Is there a simple git command to determine the "creation date" of a file in a repository, i.e. the date it was first added? It would be best if it can determine this even through file renames/moves.

I'd like it to be a computer-readable one-line output; it may be that I haven't figured out the correct git log <fname> options to do this.

+2  A: 

git log --format=%aD <FILE> | tail -1

With this command you can out all date about this file and extract the last

shingara
You'll also need `--follow` to follow the log through renames as the OP asked. Also good practice to add `--` before the filename just in case it clashes with an option or ref name.
Steve Folly
Since I was planning on calling `git` from Python, I was hoping for a command that doesn't require piping.
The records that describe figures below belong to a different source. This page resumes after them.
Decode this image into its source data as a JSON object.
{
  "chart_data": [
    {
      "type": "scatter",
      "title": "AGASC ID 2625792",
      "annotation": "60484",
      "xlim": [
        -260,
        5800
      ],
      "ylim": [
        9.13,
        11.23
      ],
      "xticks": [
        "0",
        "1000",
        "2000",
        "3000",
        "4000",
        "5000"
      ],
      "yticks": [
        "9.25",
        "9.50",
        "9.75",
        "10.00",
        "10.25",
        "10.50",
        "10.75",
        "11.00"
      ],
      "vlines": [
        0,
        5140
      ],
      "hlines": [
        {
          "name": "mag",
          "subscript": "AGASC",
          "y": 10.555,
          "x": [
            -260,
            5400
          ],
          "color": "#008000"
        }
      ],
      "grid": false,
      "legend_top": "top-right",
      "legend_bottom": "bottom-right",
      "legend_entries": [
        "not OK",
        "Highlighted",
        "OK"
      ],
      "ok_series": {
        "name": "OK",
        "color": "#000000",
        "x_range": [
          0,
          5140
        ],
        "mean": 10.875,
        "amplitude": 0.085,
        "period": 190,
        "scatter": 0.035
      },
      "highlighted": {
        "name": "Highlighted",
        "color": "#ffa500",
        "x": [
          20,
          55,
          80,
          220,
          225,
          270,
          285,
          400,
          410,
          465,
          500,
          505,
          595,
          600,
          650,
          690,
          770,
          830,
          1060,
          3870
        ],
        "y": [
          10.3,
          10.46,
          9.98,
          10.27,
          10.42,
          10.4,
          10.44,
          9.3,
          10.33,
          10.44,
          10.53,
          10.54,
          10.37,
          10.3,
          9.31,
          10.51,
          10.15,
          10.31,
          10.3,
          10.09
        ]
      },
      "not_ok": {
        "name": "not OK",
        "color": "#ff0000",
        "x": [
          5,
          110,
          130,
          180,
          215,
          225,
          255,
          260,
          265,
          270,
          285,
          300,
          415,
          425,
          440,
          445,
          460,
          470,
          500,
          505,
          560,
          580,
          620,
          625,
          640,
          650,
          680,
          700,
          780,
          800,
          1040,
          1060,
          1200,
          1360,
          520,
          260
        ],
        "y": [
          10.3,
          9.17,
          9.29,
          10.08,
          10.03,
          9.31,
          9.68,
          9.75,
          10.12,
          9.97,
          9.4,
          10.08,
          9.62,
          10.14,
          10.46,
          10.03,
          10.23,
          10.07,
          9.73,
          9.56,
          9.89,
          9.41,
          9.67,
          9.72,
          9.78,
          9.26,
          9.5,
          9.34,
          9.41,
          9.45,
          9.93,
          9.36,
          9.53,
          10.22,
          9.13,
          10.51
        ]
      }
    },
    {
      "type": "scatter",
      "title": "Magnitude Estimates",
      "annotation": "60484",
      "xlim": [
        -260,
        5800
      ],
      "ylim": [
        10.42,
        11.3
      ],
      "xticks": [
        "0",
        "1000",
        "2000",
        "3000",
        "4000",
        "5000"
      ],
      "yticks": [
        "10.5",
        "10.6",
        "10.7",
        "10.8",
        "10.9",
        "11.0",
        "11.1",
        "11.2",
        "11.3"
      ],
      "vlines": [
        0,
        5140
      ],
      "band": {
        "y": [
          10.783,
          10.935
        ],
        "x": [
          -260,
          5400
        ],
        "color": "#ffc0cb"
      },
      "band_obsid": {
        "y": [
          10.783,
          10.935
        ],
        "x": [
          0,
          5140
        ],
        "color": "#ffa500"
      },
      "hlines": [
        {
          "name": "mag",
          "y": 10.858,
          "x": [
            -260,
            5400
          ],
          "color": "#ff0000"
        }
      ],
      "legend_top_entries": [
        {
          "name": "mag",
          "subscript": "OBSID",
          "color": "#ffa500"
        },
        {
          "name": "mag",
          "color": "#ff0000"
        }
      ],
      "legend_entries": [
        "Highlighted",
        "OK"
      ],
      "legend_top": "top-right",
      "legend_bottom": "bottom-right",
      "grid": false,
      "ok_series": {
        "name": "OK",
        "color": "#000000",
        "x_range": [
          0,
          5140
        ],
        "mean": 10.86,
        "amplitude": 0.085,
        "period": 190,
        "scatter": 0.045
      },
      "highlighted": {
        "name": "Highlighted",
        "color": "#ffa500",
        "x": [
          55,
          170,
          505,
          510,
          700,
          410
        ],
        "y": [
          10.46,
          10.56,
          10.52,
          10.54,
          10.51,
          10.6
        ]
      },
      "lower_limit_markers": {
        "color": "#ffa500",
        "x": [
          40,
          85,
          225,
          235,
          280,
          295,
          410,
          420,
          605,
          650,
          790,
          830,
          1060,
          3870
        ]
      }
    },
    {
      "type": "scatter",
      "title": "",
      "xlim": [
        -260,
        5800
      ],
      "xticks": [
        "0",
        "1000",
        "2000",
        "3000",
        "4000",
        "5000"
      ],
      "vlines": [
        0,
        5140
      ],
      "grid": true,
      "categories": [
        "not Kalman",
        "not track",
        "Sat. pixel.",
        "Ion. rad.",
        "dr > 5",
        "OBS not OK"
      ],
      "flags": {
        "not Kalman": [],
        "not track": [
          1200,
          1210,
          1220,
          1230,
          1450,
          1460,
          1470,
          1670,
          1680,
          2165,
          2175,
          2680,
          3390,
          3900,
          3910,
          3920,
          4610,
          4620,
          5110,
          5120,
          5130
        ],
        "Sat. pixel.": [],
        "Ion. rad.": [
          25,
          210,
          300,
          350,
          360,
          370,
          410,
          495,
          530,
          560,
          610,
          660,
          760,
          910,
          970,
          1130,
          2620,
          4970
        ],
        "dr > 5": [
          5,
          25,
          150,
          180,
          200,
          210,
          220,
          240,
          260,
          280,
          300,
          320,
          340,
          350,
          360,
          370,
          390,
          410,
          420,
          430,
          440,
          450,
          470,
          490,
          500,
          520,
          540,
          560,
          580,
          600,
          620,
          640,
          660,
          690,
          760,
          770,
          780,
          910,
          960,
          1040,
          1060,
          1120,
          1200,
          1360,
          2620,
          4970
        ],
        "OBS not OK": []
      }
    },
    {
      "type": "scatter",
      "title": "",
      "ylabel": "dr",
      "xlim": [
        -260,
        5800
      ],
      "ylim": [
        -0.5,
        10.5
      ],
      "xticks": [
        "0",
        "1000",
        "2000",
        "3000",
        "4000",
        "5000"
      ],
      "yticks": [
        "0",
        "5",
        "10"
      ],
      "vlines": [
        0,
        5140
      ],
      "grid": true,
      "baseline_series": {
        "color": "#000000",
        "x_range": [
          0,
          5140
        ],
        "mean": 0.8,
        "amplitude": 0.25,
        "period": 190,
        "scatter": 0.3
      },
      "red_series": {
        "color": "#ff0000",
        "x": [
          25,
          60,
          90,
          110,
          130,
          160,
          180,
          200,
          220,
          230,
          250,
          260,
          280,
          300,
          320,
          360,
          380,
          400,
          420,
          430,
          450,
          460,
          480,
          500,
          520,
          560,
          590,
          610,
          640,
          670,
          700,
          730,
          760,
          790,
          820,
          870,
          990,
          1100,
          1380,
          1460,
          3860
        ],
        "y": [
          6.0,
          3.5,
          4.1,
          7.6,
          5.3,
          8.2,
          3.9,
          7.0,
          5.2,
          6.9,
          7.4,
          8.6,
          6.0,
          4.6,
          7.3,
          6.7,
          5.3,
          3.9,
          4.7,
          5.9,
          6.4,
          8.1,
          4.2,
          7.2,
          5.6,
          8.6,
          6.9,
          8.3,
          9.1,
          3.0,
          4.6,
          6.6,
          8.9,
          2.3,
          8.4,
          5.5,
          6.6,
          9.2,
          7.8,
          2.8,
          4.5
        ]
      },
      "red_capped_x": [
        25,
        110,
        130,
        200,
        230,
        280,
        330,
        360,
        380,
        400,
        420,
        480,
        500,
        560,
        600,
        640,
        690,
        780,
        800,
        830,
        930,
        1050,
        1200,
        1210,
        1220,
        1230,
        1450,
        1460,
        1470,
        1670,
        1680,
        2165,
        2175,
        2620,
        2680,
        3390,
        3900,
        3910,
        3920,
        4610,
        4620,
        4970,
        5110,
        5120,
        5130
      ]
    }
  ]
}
I suppose I can just get the final line with Python, though. Any thoughts? Thanks!
Seth Johnson
@Seth: you could use `subprocess.Popen` and `communicate()` to read stdout into a string. Split the string on \n into a list, then get element -1. Check out http://docs.python.org/library/subprocess.html#popen-objects
Steve Folly
@Steve Folly: I meant that I knew how to use subprocess and `some_string.split('\n')[-1]`, but I was asking for thoughts on getting Git to return only the first log entry.
Seth Johnson
Actually, since git leaves a trailing newline, you have to do [-2].